Obwohl die Zubereitung von Siedfleisch eigentlich recht simpel ist (rein in den Topf, ein paar Stunden leise köcheln lassen, fertig), schadet es nicht, sich aus Feinschmeckersicht mit den Details auseinanderzusetzen. So findet sich zwar auch in Plachuttas Rezepten immer wieder die Anweisung, das Fleisch mit ein paar Knochen im nur wenig gesalzenen Wasser zu kochen, damit gleichzeitig auch eine Fleischbrühe entsteht.
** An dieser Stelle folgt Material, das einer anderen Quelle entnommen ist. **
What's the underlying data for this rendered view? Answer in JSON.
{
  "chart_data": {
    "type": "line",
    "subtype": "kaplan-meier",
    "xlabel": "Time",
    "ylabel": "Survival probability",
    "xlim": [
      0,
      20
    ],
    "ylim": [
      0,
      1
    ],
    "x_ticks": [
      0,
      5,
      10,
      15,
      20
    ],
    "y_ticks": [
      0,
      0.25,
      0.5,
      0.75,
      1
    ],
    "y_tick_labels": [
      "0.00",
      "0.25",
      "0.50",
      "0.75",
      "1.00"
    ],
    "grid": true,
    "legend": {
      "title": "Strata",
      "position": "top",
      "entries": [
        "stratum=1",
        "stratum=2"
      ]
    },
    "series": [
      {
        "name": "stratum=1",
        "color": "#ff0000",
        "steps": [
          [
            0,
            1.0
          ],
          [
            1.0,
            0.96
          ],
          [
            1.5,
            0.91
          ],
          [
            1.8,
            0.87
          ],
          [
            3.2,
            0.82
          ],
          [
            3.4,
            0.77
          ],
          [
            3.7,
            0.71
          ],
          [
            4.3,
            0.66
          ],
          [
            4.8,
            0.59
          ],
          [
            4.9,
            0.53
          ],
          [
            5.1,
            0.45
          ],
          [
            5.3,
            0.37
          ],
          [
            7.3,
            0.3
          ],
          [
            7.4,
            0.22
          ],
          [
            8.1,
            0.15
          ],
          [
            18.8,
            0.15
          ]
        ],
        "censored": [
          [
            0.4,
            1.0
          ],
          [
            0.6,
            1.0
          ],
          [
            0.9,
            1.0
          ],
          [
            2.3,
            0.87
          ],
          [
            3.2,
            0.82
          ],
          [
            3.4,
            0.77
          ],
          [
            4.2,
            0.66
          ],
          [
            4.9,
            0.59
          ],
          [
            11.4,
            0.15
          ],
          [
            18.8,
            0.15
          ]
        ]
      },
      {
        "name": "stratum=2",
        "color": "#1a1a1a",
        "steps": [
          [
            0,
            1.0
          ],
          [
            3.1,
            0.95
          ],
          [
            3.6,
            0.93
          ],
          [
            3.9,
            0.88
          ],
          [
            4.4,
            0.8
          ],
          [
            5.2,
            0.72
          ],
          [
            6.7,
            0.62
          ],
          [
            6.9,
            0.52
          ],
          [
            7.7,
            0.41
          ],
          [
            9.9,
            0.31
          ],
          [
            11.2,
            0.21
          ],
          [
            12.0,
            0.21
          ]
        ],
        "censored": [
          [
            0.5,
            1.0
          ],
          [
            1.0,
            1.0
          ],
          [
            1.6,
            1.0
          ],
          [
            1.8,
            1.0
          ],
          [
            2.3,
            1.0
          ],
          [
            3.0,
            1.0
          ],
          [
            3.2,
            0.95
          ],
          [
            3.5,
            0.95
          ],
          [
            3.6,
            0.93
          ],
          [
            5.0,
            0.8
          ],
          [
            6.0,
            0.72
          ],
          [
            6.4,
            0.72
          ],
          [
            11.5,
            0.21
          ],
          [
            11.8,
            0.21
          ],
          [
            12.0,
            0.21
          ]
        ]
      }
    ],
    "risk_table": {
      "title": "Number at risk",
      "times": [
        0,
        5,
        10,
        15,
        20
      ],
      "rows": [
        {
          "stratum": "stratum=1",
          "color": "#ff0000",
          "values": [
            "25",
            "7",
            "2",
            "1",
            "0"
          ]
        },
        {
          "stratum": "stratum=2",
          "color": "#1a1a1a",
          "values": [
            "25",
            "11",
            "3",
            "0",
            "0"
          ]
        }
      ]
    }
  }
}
Wem es aber vor allem darum geht, ein möglichst aromatisches Tafelspitz zu erzeugen, sollte das Fleisch nicht in zu schwacher Salzumgebung auslaugen.
Spitzenköche wie der Dreisterne-Koch Sven Elverfeld vom "Aqua" in Wolfsburg zum Beispiel trennen die Herstellung von Brühe/Fond und Siedfleisch, indem sie zum Kochen des Tafelspitzes eine vorher mit getrennten Zutaten gekochte Fleischbrühe benutzen, was die Aromen im Fleisch selbst konserviert und ein den feinen Siedegeschmack störendes vorheriges Anbraten ebenso obsolet macht wie die in vielen Rezepten geforderten auf der Herdplatte gerösteten Zwiebelhälften. Das aber klappt am besten mit Tafelspitz vom Kalb und nicht vom alten Ochsen.
Was keine Sünde sein muss, schließlich bevorzugte auch Kaiser Franzi bis ins hohe Alter das zarte Fleisch von ganz jungen Zeitgenossen.